Tarasiewicz nie wykluczał wtedy, że granie takim systemem może być dla jego drużyny alternatywą i jak się okazuje, postanowił z niej skorzystać właśnie wczoraj. Zmienione ustawienie zdało egzamin, chociaż łatwo nie było.
Radomiak jest zespołem z niezłą jakością, choć akurat na wczorajszy mecz trener Dariusz Banasik wystawił mocno rezerwowy skład. Mimo tego gospodarze od razu ruszyli do ataku i sprawdzili dyspozycję Konrada Jałochy, który w pierwszych minutach musiał ratować zespół w sytuacjach, kiedy gola mogli strzelić Mateusz Michalski i Patryk Winsztal.
Radomianie mieli lekką przewagę, ponieważ tyszanie skupiali się raczej na defensywie, ale gra toczyła się głównie w środkowej części boiska i nie była zbyt atrakcyjna dla oka.
Grają do końca
Dużo więcej działo się w drugiej połowie. Już w 54 minucie Winsztal wyprowadził Radomiaka na prowadzenie po strzale z bliskiej odległości. Tyszanie jednak już nie raz pokazywali, że potrafią odnaleźć się w trudnych sytuacjach, zakasali rękawy i wzięli się do roboty. Okazję sam na sam miał Łukasz Moneta, uderzali również Łukasz Grzeszczyk i Łukasz Sołowiej. Wyrównanie padło w 69 minucie. Maciej Mańka mocno dośrodkował, a ostatnim, który dotykał piłkę, był Dario Kristo.
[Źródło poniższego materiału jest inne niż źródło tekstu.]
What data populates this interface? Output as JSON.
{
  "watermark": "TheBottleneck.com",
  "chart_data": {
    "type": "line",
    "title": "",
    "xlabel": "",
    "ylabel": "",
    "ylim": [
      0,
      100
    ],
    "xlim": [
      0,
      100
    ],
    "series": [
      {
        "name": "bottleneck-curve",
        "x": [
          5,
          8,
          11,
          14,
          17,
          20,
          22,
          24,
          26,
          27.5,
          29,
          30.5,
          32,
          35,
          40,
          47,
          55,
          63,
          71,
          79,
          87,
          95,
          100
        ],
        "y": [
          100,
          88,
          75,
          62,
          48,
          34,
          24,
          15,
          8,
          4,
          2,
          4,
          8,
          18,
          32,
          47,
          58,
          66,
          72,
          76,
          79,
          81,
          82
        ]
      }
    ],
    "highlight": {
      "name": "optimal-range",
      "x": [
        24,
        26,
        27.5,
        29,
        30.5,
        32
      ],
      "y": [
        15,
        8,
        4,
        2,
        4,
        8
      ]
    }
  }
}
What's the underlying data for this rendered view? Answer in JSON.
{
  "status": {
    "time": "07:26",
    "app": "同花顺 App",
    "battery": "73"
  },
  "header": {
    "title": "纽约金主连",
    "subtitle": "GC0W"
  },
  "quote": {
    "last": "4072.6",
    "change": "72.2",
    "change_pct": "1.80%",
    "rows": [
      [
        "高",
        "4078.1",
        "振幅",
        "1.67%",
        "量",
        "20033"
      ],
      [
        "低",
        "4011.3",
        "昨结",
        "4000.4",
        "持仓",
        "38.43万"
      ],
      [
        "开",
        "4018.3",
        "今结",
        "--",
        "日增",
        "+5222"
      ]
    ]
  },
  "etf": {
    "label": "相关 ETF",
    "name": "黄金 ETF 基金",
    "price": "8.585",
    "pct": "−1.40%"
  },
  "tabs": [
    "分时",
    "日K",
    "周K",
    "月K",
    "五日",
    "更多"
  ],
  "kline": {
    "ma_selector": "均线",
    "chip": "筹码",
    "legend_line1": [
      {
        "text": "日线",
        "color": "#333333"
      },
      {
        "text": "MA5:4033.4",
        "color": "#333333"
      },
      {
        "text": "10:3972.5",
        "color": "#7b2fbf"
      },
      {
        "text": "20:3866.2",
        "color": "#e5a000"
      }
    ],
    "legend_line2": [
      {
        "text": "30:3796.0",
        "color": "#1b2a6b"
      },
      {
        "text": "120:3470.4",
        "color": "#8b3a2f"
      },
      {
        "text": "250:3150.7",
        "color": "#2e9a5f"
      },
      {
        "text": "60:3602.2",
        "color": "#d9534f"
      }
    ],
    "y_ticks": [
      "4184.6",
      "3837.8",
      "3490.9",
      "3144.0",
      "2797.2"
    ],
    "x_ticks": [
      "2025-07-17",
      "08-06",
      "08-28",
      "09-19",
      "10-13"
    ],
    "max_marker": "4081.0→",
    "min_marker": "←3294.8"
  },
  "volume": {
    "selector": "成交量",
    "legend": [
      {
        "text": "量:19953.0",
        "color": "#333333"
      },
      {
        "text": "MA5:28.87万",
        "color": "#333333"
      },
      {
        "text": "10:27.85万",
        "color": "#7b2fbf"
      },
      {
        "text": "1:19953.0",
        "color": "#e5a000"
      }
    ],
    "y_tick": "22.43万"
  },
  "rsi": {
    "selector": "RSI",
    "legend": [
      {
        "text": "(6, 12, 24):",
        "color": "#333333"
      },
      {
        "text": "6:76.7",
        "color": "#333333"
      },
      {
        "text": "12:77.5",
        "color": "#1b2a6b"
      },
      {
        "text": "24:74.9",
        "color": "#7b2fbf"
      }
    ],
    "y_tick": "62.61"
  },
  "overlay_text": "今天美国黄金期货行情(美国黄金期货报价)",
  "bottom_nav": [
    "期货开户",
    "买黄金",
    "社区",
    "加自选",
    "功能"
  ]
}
Liderzy pierwszej ligi znów zaatakowali nieco odważniej, a w końcówce bliski zdobycia bramki był były piłkarz GKS-u, Dawid Abramowicz. Ostatnie słowo należało jednak do gości ze Śląska. W 90 minucie strzał Grzeszczyka dobił z bliska Szymon Lewicki i awans do dalszej rundy wywalczyli tyszanie.
Radomiak Radom – GKS Tychy 1:2 (0:0)
1:0 – Winsztal, 54 min, 1:1 – Kristo, 69 min, 1:2 – Lewicki, 90 min
RADOMIAK: Kryczka – Faraji, Pietrzyk, Klabnik, Abramowicz – Kluska (67. Filipowicz), Kaput, Michalski (46. Mikita), Winsztal, Banasik – Nowak (88. Jakubik). Trener Dariusz BANASIK.
GKS: Jałocha – Szeliga (61. Mańka), Kowalczyk, Biernat, Sołowiej, Kallaste – J. Piątek (61. Kasprzyk), Grzeszczyk, Kristo, Moneta – Lewicki (90+2. Steblecki). Trener Ryszard TARASIEWICZ.
Sędziował Marcin Kochanek (Opole). Widzów 1532. Żółte kartki: Banasik, Pietrzyk, Mikita – Biernat, Sołowiej.